Unable to completely hide her shiver of delight, she said, "You can tell Meggie to stop fretting. I don't think we'll be hearing from the ghost again any time soon."
"What makes you say that?"
Lottie could not bring herself to betray Justine, not even to Harriet. She was too grateful to the woman for luring both her and Hayden to the music room with that haunting melody. "It's just a notion I have. And besides, who wants to dwell on the past all the time when the future is all that matters?" Driven by a surge of hope that she, Hayden, and Allegra might actually become a family, Lottie threw back the blankets and bounded out of the bed. "I'm ravenous. Didn't you say something about tea? I feel as if I could eat a whole tray of scones." Before Harriet could answer, Lottie strode to the window and threw up the sash. "How could I have slept so much of the day away? It's absolutely glorious out there!"
Outside the manor, the wind whipped across the endless expanse of moor, driving scudding gray clouds across an even bleaker sky.
Lottie turned around to find Harriet blinking at her as if she'd lost her wits. "Are you entirely sure you haven't been poisoned?"
Lottie laughed. "If I have, then I'm already craving more of the stuff, for it's the sweetest poison I've ever tasted."
Before she could close the window, a gust of wind went swirling around her, sending the papers scattered across the writing desk fluttering into the air. Both she and Harriet rushed to rescue them. Lottie had half of them stuffed back into her writing case before she realized something was amiss. Every page in her hands was blank.
She frowned down at them in confusion for a moment before snatching the remaining pages out of Harriet's hands. They, too, were as pristine as they'd been on the day she'd purchased them from the Bond Street stationers.
"Whatever is the matter?" Harriet asked, staring at Lottie's trembling hands. "You've gone as pale as a ghost."
Grabbing up the writing case, Lottie pried frantically at the false panel nestled in its bottom. The compartment below was empty.

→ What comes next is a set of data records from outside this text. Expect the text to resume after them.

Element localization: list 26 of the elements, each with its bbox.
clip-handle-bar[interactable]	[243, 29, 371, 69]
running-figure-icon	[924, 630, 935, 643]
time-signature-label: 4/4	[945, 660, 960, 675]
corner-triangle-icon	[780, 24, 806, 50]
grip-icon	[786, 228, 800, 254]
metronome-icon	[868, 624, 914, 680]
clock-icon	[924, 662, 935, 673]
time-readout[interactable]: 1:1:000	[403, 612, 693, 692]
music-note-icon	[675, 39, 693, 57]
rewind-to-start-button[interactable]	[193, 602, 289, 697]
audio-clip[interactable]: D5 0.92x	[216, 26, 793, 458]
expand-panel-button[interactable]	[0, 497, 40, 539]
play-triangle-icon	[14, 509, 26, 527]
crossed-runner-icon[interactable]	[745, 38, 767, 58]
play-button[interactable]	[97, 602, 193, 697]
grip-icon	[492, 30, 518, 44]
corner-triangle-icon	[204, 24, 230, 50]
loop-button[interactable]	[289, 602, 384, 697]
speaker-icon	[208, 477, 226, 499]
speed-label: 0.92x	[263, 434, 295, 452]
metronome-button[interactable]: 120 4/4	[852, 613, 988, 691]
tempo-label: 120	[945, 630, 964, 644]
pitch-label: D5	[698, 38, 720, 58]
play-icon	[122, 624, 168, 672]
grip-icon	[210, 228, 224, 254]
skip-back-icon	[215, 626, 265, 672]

"My book," she whispered, dread clutching at her stomach as every damning word she'd written since coming to Oakwylde Manor resounded through her brain. "It's gone."
* * *
After a fruitless search of the house, Lottie finally found Hayden sitting on a rock at the edge of the cliffs, framed by a misty canvas of sea and sky. Although the rocks below weren't visible from her vantage point, Lottie could almost feel them there, their jagged and glistening teeth yawning open to snag the careless or the foolhardy.

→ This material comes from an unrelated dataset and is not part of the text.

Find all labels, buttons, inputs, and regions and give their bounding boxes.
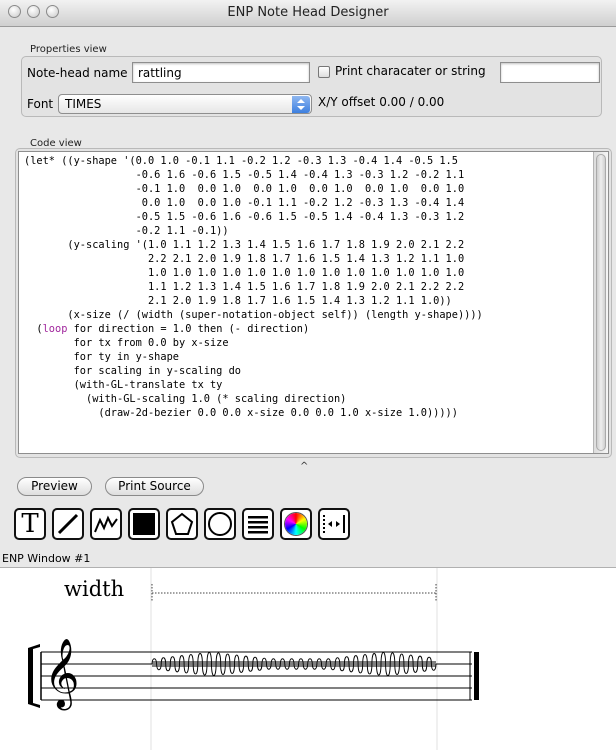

Hayden was studying the document in his hand and looking every inch the Gothic villain in his buff-colored trousers, open-throated ivory shirt, and scuffed boots. The restless fingers of the wind tossed his dark hair. As Lottie studied the terse line of his mouth, she marveled that it could be the same mouth that had curved into a tender smile before brushing her lips with a kiss, the same mouth that had given her such exquisite pleasure only a few hours before.
Feeling heat rush from her cheeks to other even more traitorous regions of her body, she said, "You had no right to go through my things."
Hayden lifted his head to meet her challenging gaze. They both knew she was bluffing. According to the laws of England, she had no things. Everything she owned belonged to her husband. Including her body.
"You're absolutely correct," he admitted, startling her. "I'm quite ashamed of myself. But you really should consider my ill manners a tribute to your literary skills. I stumbled upon the first page of your little masterpiece by accident, but once I started reading, I became so engrossed in the adventures of the 'Deadly Duke' and his fearless young bride that I couldn't bring myself to stop."
He withdrew an entire stack of pages from a cleft in the rock. With a sinking feeling, Lottie recognized her own handwriting. Oddly enough, she felt more naked before him now than she had last night. Then she had felt cherished and protected. Now she felt raw and exposed, as if Hayden was peering into the darkest, most cobweb-infested recesses of her soul with a quizzing glass. It was all she could do not to snatch up the pages and hide them behind her back.
She nodded toward the edge of the cliff. "I'm surprised you haven't scattered them to the wind."